# Part II: REGRESSION ANALYSIS

## Chapter 07: Simple Regression

In this chapter, we introduce simple non-parametric regression and simple linear regression. We discuss nonparametric regressions such as bin scatters, step functions and lowess regressions and their visualization. The larger part of the chapter discusses simple linear regression in detail. We introduce the regression equation, how its coefficients are estimated in actual data by the method of ordinary least squares (OLS), and we emphasize how to interpret the coefficients. We introduce the concepts of predicted value, residual, and goodness of fit, and we discuss the relationship between regression and correlation. We end with a note on the relationship between causation and regression.

## Chapter 08: Complicated Patterns and Messy Data

The first part of this chapter covers how linear regression analysis can accommodate nonlinear patterns. We discuss transforming either or both the dependent variable and the explanatory variable, such as taking log; piecewise linear spline; and quadratic and higher-order polynomials. We discuss whether and when to apply each technique, we emphasize the correct interpretation of the coefficients of these regressions and how we may visualize their results.
The second half of the chapter discusses potential issues with regression analysis with influential observations and measurement error in variables. The chapter closes by discussing whether and how to use weights in regression analysis.

## Chapter 09: Generalizing Results of a Regression

This chapter discusses the methods of generalizing results of a linear regression from our data to the general pattern we care about. We start by describing the two steps of generalization in the context of regression analysis: statistical inference and external validity. Then we turn to statistical inference: quantifying uncertainty brought about by generalizing to the general pattern represented by our data. We discuss how to estimate the standard errors and confidence intervals of the estimates of the regression coefficients, how to estimate prediction intervals, and how to test hypotheses about regression coefficients. We introduce ways to visualize the confidence interval and the prediction interval together with the regression line, and we introduce the standard way to present the results of regression analysis in tables.

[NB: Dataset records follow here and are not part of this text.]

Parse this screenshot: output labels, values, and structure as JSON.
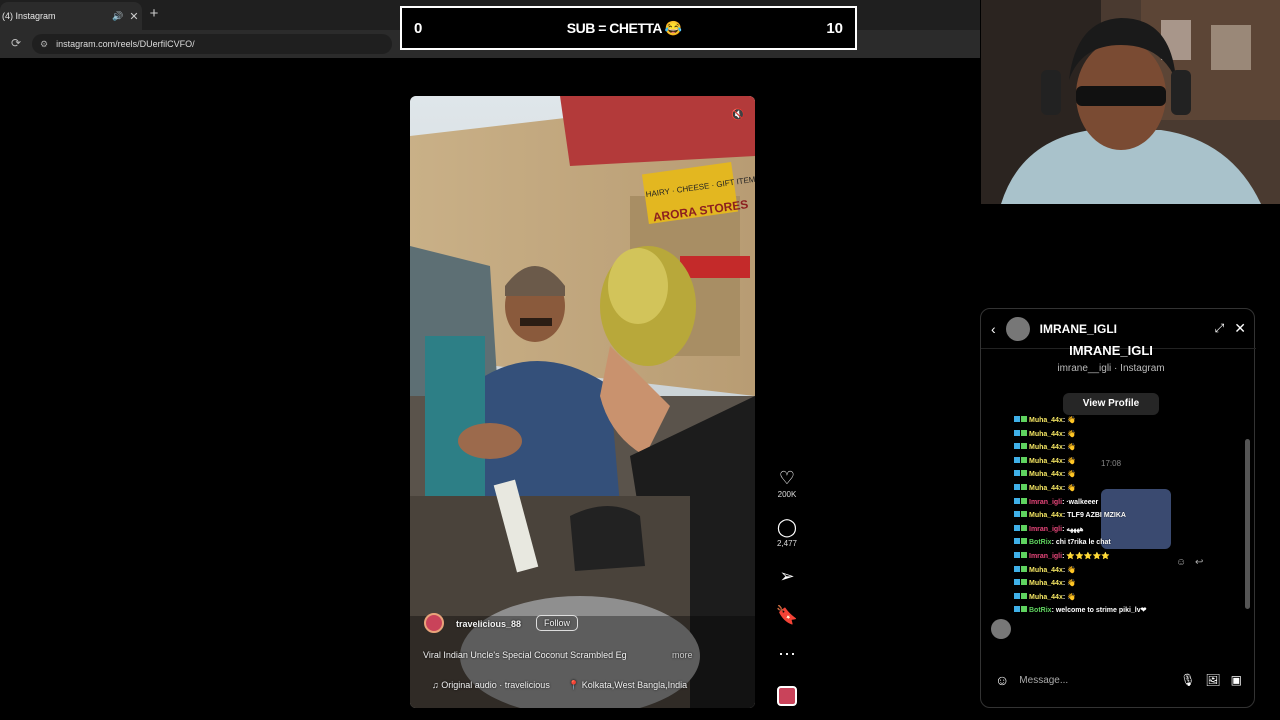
{
  "browser": {
    "tab_title": "(4) Instagram",
    "url": "instagram.com/reels/DUerfilCVFO/"
  },
  "scoreboard": {
    "left": "0",
    "title": "SUB = CHETTA 😂",
    "right": "10"
  },
  "reel": {
    "likes": "200K",
    "comments": "2,477",
    "username": "travelicious_88",
    "follow_label": "Follow",
    "caption": "Viral Indian Uncle's Special Coconut Scrambled Eg",
    "more_label": "more",
    "audio": "Original audio · travelicious",
    "location": "Kolkata,West Bangla,India",
    "shop_sign": "ARORA STORES",
    "shop_sign_top": "HAIRY · CHEESE · GIFT ITEMS"
  },
  "chat": {
    "name": "IMRANE_IGLI",
    "profile_name": "IMRANE_IGLI",
    "profile_sub": "imrane__igli · Instagram",
    "view_profile": "View Profile",
    "time": "17:08",
    "placeholder": "Message..."
  },
  "stream_chat": [
    {
      "user": "Muha_44x",
      "text": ": 👋",
      "color": "#f5e663"
    },
    {
      "user": "Muha_44x",
      "text": ": 👋",
      "color": "#f5e663"
    },
    {
      "user": "Muha_44x",
      "text": ": 👋",
      "color": "#f5e663"
    },
    {
      "user": "Muha_44x",
      "text": ": 👋",
      "color": "#f5e663"
    },
    {
      "user": "Muha_44x",
      "text": ": 👋",
      "color": "#f5e663"
    },
    {
      "user": "Muha_44x",
      "text": ": 👋",
      "color": "#f5e663"
    },
    {
      "user": "Imran_igli",
      "text": ": ·walkeeer",
      "color": "#e8467a"
    },
    {
      "user": "Muha_44x",
      "text": ": TLF9 AZBI MZIKA",
      "color": "#f5e663"
    },
    {
      "user": "Imran_igli",
      "text": ": ههههه",
      "color": "#e8467a"
    },
    {
      "user": "BotRix",
      "text": ": chi t7rika le chat",
      "color": "#5fd35f"
    },
    {
      "user": "Imran_igli",
      "text": ": ⭐⭐⭐⭐⭐",
      "color": "#e8467a"
    },
    {
      "user": "Muha_44x",
      "text": ": 👋",
      "color": "#f5e663"
    },
    {
      "user": "Muha_44x",
      "text": ": 👋",
      "color": "#f5e663"
    },
    {
      "user": "Muha_44x",
      "text": ": 👋",
      "color": "#f5e663"
    },
    {
      "user": "BotRix",
      "text": ": welcome to strime piki_lv❤",
      "color": "#5fd35f"
    }
  ]
}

## Chapter 10: Multiple Linear Regression

This chapter introduces multiple regression. We start by discussing why and when we should estimate a multiple regression and how to interpret its coefficients. We then turn to how to construct and interpret confidence intervals of regression coefficients and test hypotheses about regression coefficients. We discuss the relationship between multiple regression and simple regression and derive the omitted variable bias. We explain that piecewise linear splines and polynomial regressions are technically multiple linear regressions without the same interpretation of the coefficients. We discuss how to include categorical explanatory variables as well as interactions that help uncover different slopes for groups. We include an informal discussion on how to decide what explanatory variables to include and in what functional form. Finally, we discuss why a typical multiple regression with cross-sectional observational data is not a ceteris paribus comparison, and that, as a result, it may get us closer to causal interpretation without fully uncovering it.

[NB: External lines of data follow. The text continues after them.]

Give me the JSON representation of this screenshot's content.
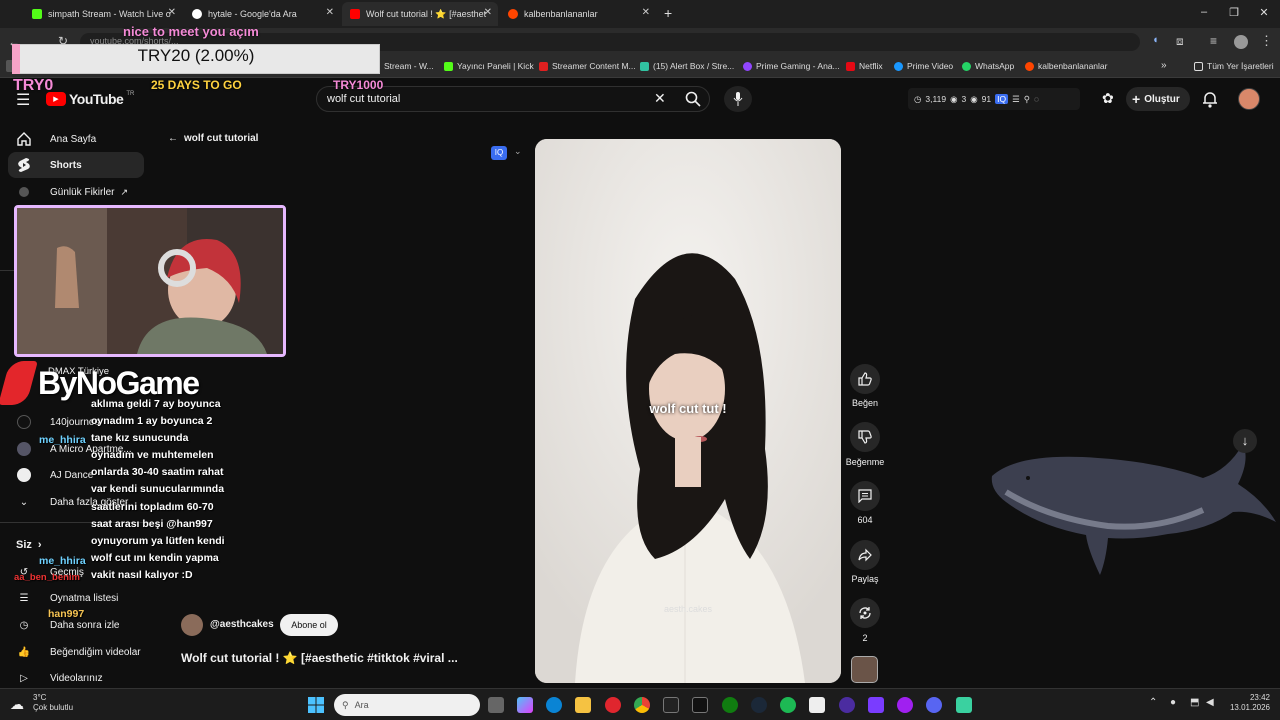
{
  "browser": {
    "tabs": [
      {
        "title": "simpath Stream - Watch Live o",
        "color": "#53fc18"
      },
      {
        "title": "hytale - Google'da Ara",
        "color": "#ffffff"
      },
      {
        "title": "Wolf cut tutorial ! ⭐ [#aesthet",
        "color": "#ff0000"
      },
      {
        "title": "kalbenbanlananlar",
        "color": "#ff4500"
      }
    ],
    "url": "youtube.com/shorts/...",
    "bookmarks": [
      {
        "label": "Stream - W...",
        "color": "#53fc18"
      },
      {
        "label": "Yayıncı Paneli | Kick",
        "color": "#53fc18"
      },
      {
        "label": "Streamer Content M...",
        "color": "#e02020"
      },
      {
        "label": "(15) Alert Box / Stre...",
        "color": "#31c3a2"
      },
      {
        "label": "Prime Gaming - Ana...",
        "color": "#9146ff"
      },
      {
        "label": "Netflix",
        "color": "#e50914"
      },
      {
        "label": "Prime Video",
        "color": "#1a98ff"
      },
      {
        "label": "WhatsApp",
        "color": "#25d366"
      },
      {
        "label": "kalbenbanlananlar",
        "color": "#ff4500"
      }
    ],
    "all_bookmarks": "Tüm Yer İşaretleri"
  },
  "youtube": {
    "logo": "YouTube",
    "logo_sup": "TR",
    "search_value": "wolf cut tutorial",
    "header_stats": {
      "a": "3,119",
      "b": "3",
      "c": "91"
    },
    "create_label": "Oluştur",
    "back_label": "wolf cut tutorial",
    "sidebar": [
      {
        "label": "Ana Sayfa",
        "icon": "home-icon"
      },
      {
        "label": "Shorts",
        "icon": "shorts-icon"
      },
      {
        "label": "Günlük Fikirler",
        "icon": "ideas-icon"
      }
    ],
    "subs": [
      {
        "label": "DMAX Türkiye"
      },
      {
        "label": "140journos"
      },
      {
        "label": "A Micro Apartme..."
      },
      {
        "label": "AJ Dance"
      }
    ],
    "show_more": "Daha fazla göster",
    "you_title": "Siz",
    "you_items": [
      {
        "label": "Geçmiş"
      },
      {
        "label": "Oynatma listesi"
      },
      {
        "label": "Daha sonra izle"
      },
      {
        "label": "Beğendiğim videolar"
      },
      {
        "label": "Videolarınız"
      }
    ],
    "short": {
      "caption": "wolf cut tut !",
      "watermark": "aesth.cakes",
      "channel": "@aesthcakes",
      "subscribe": "Abone ol",
      "title": "Wolf cut tutorial ! ⭐ [#aesthetic #titktok #viral ..."
    },
    "actions": [
      {
        "label": "Beğen",
        "icon": "thumbs-up-icon"
      },
      {
        "label": "Beğenme",
        "icon": "thumbs-down-icon"
      },
      {
        "label": "604",
        "icon": "comment-icon"
      },
      {
        "label": "Paylaş",
        "icon": "share-icon"
      },
      {
        "label": "2",
        "icon": "remix-icon"
      }
    ]
  },
  "overlay": {
    "donation_text": "TRY20 (2.00%)",
    "donation_fraction": 0.02,
    "greeting": "nice to meet you açım",
    "goal_left": "TRY0",
    "goal_days": "25 DAYS TO GO",
    "goal_right": "TRY1000",
    "brand": "ByNoGame",
    "chat_names": [
      "me_hhira",
      "me_hhira",
      "aa_ben_benim",
      "han997"
    ],
    "chat_messages": "aklıma geldi 7 ay boyunca oynadım 1 ay boyunca 2 tane kız sunucunda oynadım ve muhtemelen onlarda 30-40 saatim rahat var kendi sunucularımında saatlerini topladım 60-70 saat arası beşi @han997 oynuyorum ya lütfen kendi wolf cut ını kendin yapma vakit nasıl kalıyor :D"
  },
  "taskbar": {
    "temp": "3°C",
    "weather": "Çok bulutlu",
    "search_placeholder": "Ara",
    "time": "23:42",
    "date": "13.01.2026"
  }
}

## Chapter 11: Modeling Probabilities

This chapter introduces probability models that have a binary dependent variable. It starts with the linear probability model, and we discuss the interpretation of its coefficients. Linear probability models are usually fine to uncover average associations, but they may be less good for prediction. The chapter introduces the two commonly used alternative models, the logit and the probit. Their coefficients are hard to interpret; we introduce marginal differences that are transformations of the coefficients and have interpretations similar to the coefficients of linear regressions. We argue that linear probability, logit, and probit models often produce very similar results in terms of the associations with explanatory variables, but they may lead to different predictions. We discuss and compare various measeures of fit for probability models, such as the Brier-score, and we introduce the concept of calibration. We end by explaining how data analysts can analyze more complicated y variables, such as ordinal qualitative variables or duration variables, by turning them into binary ones and estimating probability models.

## Chapter 12: Regression with Time Series Data

In this chapter we discuss the opportunities and challenges brought about by regression analyiss of time series data and how to address those challenges. The chapter starts by discussing features of time series variables, such as trends, seasonality, random walk, and serial correlation. We explain why those features make regression analysis challenging and what we can do about them. In particular, we discuss when it’s a good idea to transform the y and x variables into differences, or relative differences. We introduce two methods to get appropriate standard error estimates in time series regressions: the Newey–West standard error estimator and including the lagged y variable on the right-hand side. We also discuss how we can estimate delayed associations by adding lags of x to a time series regression, and how we can directly estimate cumulative, or long run, associations in such a regression.